Target points, humps, reefs and islands.

And fish slowly. For example, creep a dropshot-rigged Roboworm (bass might be eating a lot of orange and red colors, such as Salt River craw) along the bottom. Wait for a possible, subtle bite as the bait is falling. This is where bite-feeling techniques such as holding or thumbing your line as the bait is falling can be critical to catching a bass. Also, this is when having better gear such as fluorocarbon line and sensitive rod tips can make a big difference. Check online about the advantages of having tungsten weights.

Crappie

 

Recent storms haven’t helped crappie fishing. Crappie prefer stable weather and clear water. Expect crappie fishing to pick back up at crappie hot spots Roosevelt Lake and Alamo Lake in 1-2 weeks. (Apache Lake was a crappie hot spot this time last year.)

 

Your fishing license



Although this is the time many anglers renew their licenses, our licenses are valid for 365 days from the date of purchase. Buy your license online and fish our great state for a year (and help conserve all species of wildlife while doing so.)

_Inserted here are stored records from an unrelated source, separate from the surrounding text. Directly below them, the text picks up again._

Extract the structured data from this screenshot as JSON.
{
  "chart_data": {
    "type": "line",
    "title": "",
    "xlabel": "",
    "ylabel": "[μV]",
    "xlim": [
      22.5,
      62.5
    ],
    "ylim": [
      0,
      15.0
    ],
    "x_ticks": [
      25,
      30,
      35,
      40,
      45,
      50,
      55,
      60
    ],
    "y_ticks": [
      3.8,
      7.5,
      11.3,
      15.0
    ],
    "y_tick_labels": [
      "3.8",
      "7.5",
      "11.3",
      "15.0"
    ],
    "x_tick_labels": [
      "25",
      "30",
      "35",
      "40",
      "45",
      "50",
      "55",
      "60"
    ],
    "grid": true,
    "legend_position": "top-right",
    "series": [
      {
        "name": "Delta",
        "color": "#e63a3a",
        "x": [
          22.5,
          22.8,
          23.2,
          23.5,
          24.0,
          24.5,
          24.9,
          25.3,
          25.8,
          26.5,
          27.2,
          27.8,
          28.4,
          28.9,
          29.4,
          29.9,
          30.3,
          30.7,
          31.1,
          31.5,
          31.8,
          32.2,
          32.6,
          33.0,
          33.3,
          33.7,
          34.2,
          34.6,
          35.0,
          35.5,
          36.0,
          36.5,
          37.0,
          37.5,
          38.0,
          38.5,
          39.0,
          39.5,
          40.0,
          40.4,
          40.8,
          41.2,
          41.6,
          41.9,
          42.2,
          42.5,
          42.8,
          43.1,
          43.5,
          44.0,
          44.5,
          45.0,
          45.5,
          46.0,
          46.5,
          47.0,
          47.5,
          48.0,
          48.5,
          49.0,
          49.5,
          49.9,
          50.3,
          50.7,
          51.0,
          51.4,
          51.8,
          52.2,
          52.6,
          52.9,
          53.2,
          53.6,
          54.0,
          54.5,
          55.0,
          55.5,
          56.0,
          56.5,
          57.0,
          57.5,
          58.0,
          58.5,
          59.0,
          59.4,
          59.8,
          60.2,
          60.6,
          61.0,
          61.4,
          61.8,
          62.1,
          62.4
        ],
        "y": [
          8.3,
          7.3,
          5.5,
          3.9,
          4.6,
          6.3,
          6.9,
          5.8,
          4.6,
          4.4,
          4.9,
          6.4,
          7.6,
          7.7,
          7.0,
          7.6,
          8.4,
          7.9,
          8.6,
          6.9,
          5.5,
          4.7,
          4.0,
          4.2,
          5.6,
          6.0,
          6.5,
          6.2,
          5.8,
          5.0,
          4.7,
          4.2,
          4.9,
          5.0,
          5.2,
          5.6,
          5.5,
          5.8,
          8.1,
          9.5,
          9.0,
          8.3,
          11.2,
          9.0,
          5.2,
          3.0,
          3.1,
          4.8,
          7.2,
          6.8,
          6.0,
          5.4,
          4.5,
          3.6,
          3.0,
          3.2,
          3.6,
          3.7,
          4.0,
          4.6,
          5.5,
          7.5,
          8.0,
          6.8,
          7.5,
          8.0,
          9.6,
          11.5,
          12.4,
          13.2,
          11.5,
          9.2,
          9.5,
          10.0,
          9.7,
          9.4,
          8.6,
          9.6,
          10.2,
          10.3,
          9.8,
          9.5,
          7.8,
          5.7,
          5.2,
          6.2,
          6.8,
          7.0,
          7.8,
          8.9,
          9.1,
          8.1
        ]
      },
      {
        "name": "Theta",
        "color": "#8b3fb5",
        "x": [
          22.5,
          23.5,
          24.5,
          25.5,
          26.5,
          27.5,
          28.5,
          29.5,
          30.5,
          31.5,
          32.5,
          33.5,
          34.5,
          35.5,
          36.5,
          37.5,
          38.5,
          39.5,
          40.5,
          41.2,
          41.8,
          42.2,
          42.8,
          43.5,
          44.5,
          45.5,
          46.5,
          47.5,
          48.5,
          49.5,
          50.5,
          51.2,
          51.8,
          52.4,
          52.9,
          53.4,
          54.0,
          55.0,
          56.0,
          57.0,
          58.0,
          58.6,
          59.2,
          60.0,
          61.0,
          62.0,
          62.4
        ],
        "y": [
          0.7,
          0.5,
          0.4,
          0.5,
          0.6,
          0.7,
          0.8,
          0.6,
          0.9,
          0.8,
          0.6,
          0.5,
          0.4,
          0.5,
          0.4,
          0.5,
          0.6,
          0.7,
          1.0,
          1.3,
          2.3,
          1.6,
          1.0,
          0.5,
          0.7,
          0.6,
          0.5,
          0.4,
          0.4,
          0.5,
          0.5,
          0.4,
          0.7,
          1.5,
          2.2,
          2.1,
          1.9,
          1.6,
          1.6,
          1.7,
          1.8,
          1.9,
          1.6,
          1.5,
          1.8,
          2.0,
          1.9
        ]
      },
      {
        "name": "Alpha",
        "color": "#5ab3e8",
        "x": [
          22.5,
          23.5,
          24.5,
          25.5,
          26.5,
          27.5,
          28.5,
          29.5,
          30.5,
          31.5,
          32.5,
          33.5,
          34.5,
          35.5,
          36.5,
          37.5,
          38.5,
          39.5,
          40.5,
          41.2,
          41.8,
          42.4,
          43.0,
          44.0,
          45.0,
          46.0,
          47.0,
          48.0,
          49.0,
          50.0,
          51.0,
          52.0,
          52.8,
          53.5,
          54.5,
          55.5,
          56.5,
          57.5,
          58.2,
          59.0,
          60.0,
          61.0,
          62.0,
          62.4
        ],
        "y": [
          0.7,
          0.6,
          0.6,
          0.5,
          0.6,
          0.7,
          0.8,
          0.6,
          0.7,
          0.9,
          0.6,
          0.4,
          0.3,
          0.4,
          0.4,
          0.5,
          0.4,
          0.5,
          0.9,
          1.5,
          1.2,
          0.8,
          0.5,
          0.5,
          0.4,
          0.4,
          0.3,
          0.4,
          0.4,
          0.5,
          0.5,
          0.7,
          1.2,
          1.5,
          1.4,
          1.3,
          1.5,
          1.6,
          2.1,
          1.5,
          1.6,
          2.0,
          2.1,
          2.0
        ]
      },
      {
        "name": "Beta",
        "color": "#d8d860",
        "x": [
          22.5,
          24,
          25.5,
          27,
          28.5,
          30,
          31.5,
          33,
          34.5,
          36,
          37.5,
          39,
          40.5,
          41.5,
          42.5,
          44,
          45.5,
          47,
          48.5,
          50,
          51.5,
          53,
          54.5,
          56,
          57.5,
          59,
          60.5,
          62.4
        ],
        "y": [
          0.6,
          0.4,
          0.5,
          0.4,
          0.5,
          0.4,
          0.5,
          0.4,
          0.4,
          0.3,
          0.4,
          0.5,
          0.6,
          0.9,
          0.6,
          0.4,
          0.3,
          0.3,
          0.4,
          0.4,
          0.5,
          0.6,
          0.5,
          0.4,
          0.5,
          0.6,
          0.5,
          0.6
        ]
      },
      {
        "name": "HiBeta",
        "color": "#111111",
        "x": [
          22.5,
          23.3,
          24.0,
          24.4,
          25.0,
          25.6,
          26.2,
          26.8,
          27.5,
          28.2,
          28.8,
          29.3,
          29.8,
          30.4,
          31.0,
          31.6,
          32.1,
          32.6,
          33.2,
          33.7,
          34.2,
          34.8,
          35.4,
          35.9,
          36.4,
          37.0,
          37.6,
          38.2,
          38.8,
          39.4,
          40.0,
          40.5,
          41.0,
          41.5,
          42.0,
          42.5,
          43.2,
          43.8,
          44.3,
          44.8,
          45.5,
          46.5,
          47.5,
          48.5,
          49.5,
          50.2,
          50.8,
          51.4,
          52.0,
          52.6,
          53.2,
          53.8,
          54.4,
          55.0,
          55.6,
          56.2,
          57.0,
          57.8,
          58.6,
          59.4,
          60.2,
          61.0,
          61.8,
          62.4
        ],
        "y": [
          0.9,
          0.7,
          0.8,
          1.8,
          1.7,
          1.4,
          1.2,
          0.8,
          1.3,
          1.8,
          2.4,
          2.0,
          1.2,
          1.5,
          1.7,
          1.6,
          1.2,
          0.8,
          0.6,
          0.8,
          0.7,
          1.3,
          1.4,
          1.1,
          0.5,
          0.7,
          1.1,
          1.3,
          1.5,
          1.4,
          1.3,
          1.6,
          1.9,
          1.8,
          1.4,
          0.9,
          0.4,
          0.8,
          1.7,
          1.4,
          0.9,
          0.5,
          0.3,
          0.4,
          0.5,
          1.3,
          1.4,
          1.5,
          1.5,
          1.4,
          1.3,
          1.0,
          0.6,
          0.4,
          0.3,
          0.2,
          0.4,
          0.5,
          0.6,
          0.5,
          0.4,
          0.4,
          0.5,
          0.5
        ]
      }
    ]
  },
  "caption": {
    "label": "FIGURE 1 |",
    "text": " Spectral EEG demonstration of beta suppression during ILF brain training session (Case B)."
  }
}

Upcoming free fishing clinics


What: Youth and Family Fishing Day
When: Saturday, Jan. 16, 2016, 9 a.m. to 1 p.m.
Where: Red Mountain Park , 7745 E. Brown Rd., Mesa, 85207
Comments: Arizona Game and Fish Department and City of Mesa Parks and Recreation invite you to a family fishing day at Red Mountain Park. Fishing license fees will be waived by registering with AZGFD during the hours of the event. Bait will be provided as well as loaner equipment will be available. There is no cost for this event!

See the rest of the fishing clinics schedule.

Angler reports

 

(Send your fishing reports and picture to BFishing@AZGFD.gov)

Freestone Park


Liz F.: I handed my rod to a 5 year old  (Jan. 14) and he reeled in a beautiful large trout. His first fish, too. It was the best watching him experience the excitement of the reel and landing it himself! Caught 4 today and earlier in the week caught upwards of a dozen since Sunday, but throw ‘em all back. Thanks for the fun!